Expounding further on the issue, counsel to BBI (applicant), Bar Adedayo Zulqarnain said “The problem we have is that the Chief Justice has passed a directive that judicial staff below level 14 should stay at home and since then court has not been sitting except cases that are for judgment and ruling. Since then, we have not been communicated to come to have date to hear our application
“We applied to the court on July 29th to seek for an order of mandamus to mandate the government to comply with the FOI act which we are hopeful will be granted as the court has done in some other states. Our fillings are within the timeframe and we look forward to their response when we serve them”, he added.
Recall that BBI and the Ministry of Finance had exchange correspondences over the development in June when the ministry in a latte reportedly signed by one Idowu Oluwatosin Opeyemi, on behalf of the Commissioner, Oyeyemi Olasumbo Florence, declined the NGO’s request, stating that the information it sought was protected from disclosure under the Freedom of Information (FOI) Act.
But Abideen in a letter by its legal team urged the ministry to grant its request within 7 working days or face legal action.
The letter read: “We refer to your letter dated 5th June, 2020 with reference No: F115/S.65/VOL.T2/44 in response to our request to the Ministry, via email dated 18th February, 2020 on the above subject.
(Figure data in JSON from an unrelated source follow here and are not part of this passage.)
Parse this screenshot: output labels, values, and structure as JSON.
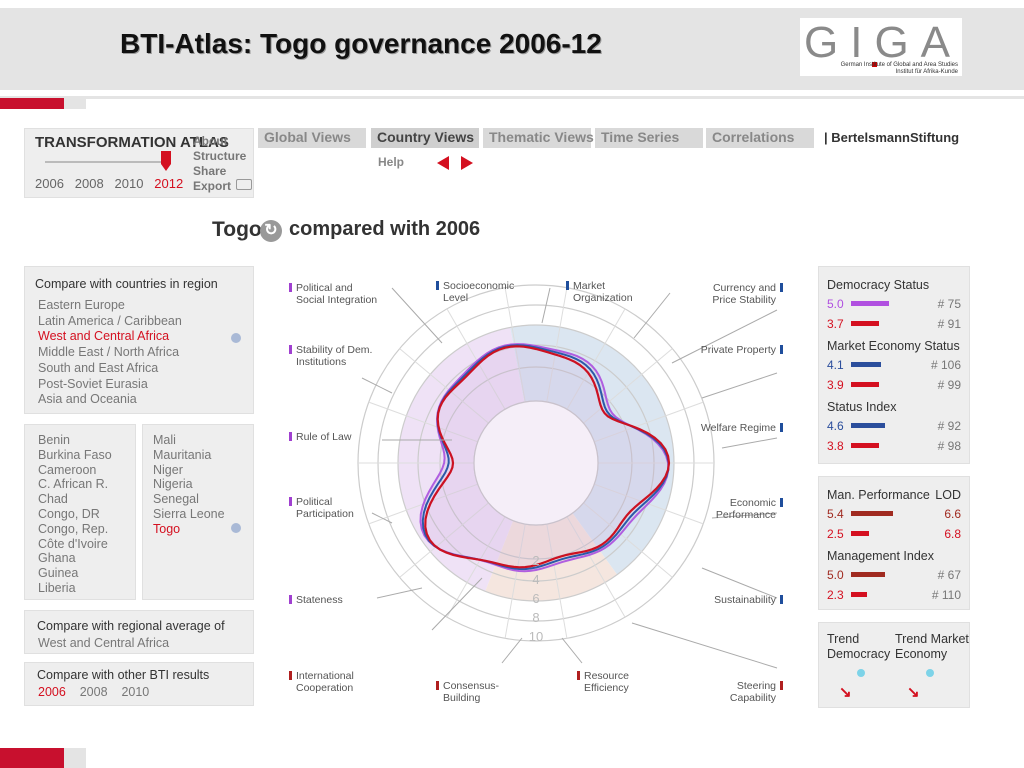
{
  "slide": {
    "title": "BTI-Atlas: Togo governance 2006-12",
    "logo_letters": "GIGA",
    "logo_line1": "German Institute of Global and Area Studies",
    "logo_line2": "Institut für Afrika-Kunde"
  },
  "atlas": {
    "brand": "TRANSFORMATION ATLAS",
    "years": [
      "2006",
      "2008",
      "2010",
      "2012"
    ],
    "selected_year": "2012",
    "side_links": [
      "About",
      "Structure",
      "Share",
      "Export"
    ]
  },
  "nav": {
    "tabs": [
      "Global Views",
      "Country Views",
      "Thematic Views",
      "Time Series",
      "Correlations"
    ],
    "active_tab": "Country Views",
    "help": "Help",
    "partner": "| BertelsmannStiftung"
  },
  "heading": {
    "country": "Togo",
    "compared": "compared with 2006"
  },
  "regions": {
    "title": "Compare with countries in region",
    "items": [
      "Eastern Europe",
      "Latin America / Caribbean",
      "West and Central Africa",
      "Middle East / North Africa",
      "South and East Africa",
      "Post-Soviet Eurasia",
      "Asia and Oceania"
    ],
    "selected": "West and Central Africa"
  },
  "countries": {
    "col1": [
      "Benin",
      "Burkina Faso",
      "Cameroon",
      "C. African R.",
      "Chad",
      "Congo, DR",
      "Congo, Rep.",
      "Côte d'Ivoire",
      "Ghana",
      "Guinea",
      "Liberia"
    ],
    "col2": [
      "Mali",
      "Mauritania",
      "Niger",
      "Nigeria",
      "Senegal",
      "Sierra Leone",
      "Togo"
    ],
    "selected": "Togo"
  },
  "regional_avg": {
    "title": "Compare with regional average of",
    "value": "West and Central Africa"
  },
  "other_results": {
    "title": "Compare with other BTI results",
    "years": [
      "2006",
      "2008",
      "2010"
    ],
    "selected": "2006"
  },
  "radar": {
    "labels_left": [
      {
        "text": "Political and Social Integration",
        "color": "#a040d0"
      },
      {
        "text": "Stability of Dem. Institutions",
        "color": "#a040d0"
      },
      {
        "text": "Rule of Law",
        "color": "#a040d0"
      },
      {
        "text": "Political Participation",
        "color": "#a040d0"
      },
      {
        "text": "Stateness",
        "color": "#a040d0"
      },
      {
        "text": "International Cooperation",
        "color": "#b02020"
      }
    ],
    "labels_top": [
      {
        "text": "Socioeconomic Level",
        "color": "#1f4e9c"
      },
      {
        "text": "Market Organization",
        "color": "#1f4e9c"
      }
    ],
    "labels_right": [
      {
        "text": "Currency and Price Stability",
        "color": "#1f4e9c"
      },
      {
        "text": "Private Property",
        "color": "#1f4e9c"
      },
      {
        "text": "Welfare Regime",
        "color": "#1f4e9c"
      },
      {
        "text": "Economic Performance",
        "color": "#1f4e9c"
      },
      {
        "text": "Sustainability",
        "color": "#1f4e9c"
      },
      {
        "text": "Steering Capability",
        "color": "#b02020"
      }
    ],
    "labels_bottom": [
      {
        "text": "Consensus-Building",
        "color": "#b02020"
      },
      {
        "text": "Resource Efficiency",
        "color": "#b02020"
      }
    ],
    "scale": [
      "2",
      "4",
      "6",
      "8",
      "10"
    ],
    "series_colors": {
      "current_political": "#b05ee0",
      "current_economic": "#2b5aa8",
      "compare": "#cc1122"
    }
  },
  "democracy": {
    "title": "Democracy Status",
    "v2012": "5.0",
    "r2012": "# 75",
    "v2006": "3.7",
    "r2006": "# 91",
    "c2012": "#b050e0"
  },
  "market": {
    "title": "Market Economy Status",
    "v2012": "4.1",
    "r2012": "# 106",
    "v2006": "3.9",
    "r2006": "# 99",
    "c2012": "#2b4e9c"
  },
  "status": {
    "title": "Status Index",
    "v2012": "4.6",
    "r2012": "# 92",
    "v2006": "3.8",
    "r2006": "# 98",
    "c2012": "#2b4e9c"
  },
  "man_perf": {
    "title": "Man. Performance",
    "lod": "LOD",
    "v2012": "5.4",
    "l2012": "6.6",
    "v2006": "2.5",
    "l2006": "6.8"
  },
  "mgmt": {
    "title": "Management Index",
    "v2012": "5.0",
    "r2012": "# 67",
    "v2006": "2.3",
    "r2006": "# 110"
  },
  "trend": {
    "democracy": "Trend Democracy",
    "market": "Trend Market Economy"
  }
}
“Respectfully, your letter under reference denied our request on the ground that the information we requested for are protected from disclosure under the Freedom of Information Act 2011 (“the Act”), without specific reference to any provisions of the Act for which our request was denied, as required under section 4(b) of the Act.
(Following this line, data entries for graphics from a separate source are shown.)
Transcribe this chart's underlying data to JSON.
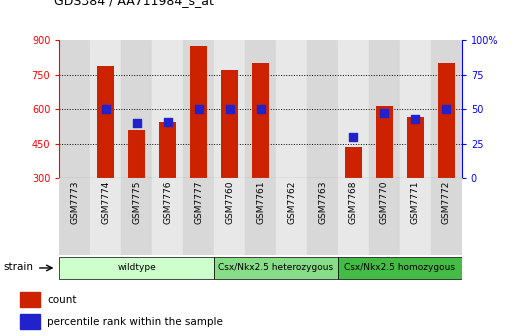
{
  "title": "GDS384 / AA711984_s_at",
  "samples": [
    "GSM7773",
    "GSM7774",
    "GSM7775",
    "GSM7776",
    "GSM7777",
    "GSM7760",
    "GSM7761",
    "GSM7762",
    "GSM7763",
    "GSM7768",
    "GSM7770",
    "GSM7771",
    "GSM7772"
  ],
  "counts": [
    300,
    790,
    510,
    545,
    875,
    770,
    800,
    300,
    300,
    435,
    615,
    565,
    800
  ],
  "percentiles": [
    null,
    50,
    40,
    41,
    50,
    50,
    50,
    null,
    null,
    30,
    47,
    43,
    50
  ],
  "ylim": [
    300,
    900
  ],
  "yticks": [
    300,
    450,
    600,
    750,
    900
  ],
  "y2lim": [
    0,
    100
  ],
  "y2ticks": [
    0,
    25,
    50,
    75,
    100
  ],
  "bar_color": "#cc2200",
  "dot_color": "#2222cc",
  "bar_width": 0.55,
  "groups": [
    {
      "label": "wildtype",
      "start": 0,
      "end": 4,
      "color": "#ccffcc"
    },
    {
      "label": "Csx/Nkx2.5 heterozygous",
      "start": 5,
      "end": 8,
      "color": "#88dd88"
    },
    {
      "label": "Csx/Nkx2.5 homozygous",
      "start": 9,
      "end": 12,
      "color": "#44bb44"
    }
  ],
  "legend_items": [
    {
      "label": "count",
      "color": "#cc2200"
    },
    {
      "label": "percentile rank within the sample",
      "color": "#2222cc"
    }
  ],
  "xlabel_strain": "strain",
  "col_bg_even": "#d8d8d8",
  "col_bg_odd": "#e8e8e8",
  "plot_bg": "#ffffff"
}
“Respectfully, however, after a thorough review of our request and your letter, viz-a-viz the relevant provisions of the Act, we state categorically that all the information we had requested for do not fall within the information protected from disclosure under the Act.
“Therefore, we once again appeal to your good offices to grant our request as contained in the referenced email, within a period of 7 working days upon the receipt of this letter.
“TAKE NOTICE that, should the Ministry refuse to grant our request despite this appeal, within the above-stipulated ultimatum, we shall not hesitate to approach the Federal High Court to seek appropriate reliefs against the Ministry, having regards to Sections 2 (6), 20 and 25 of the Act.”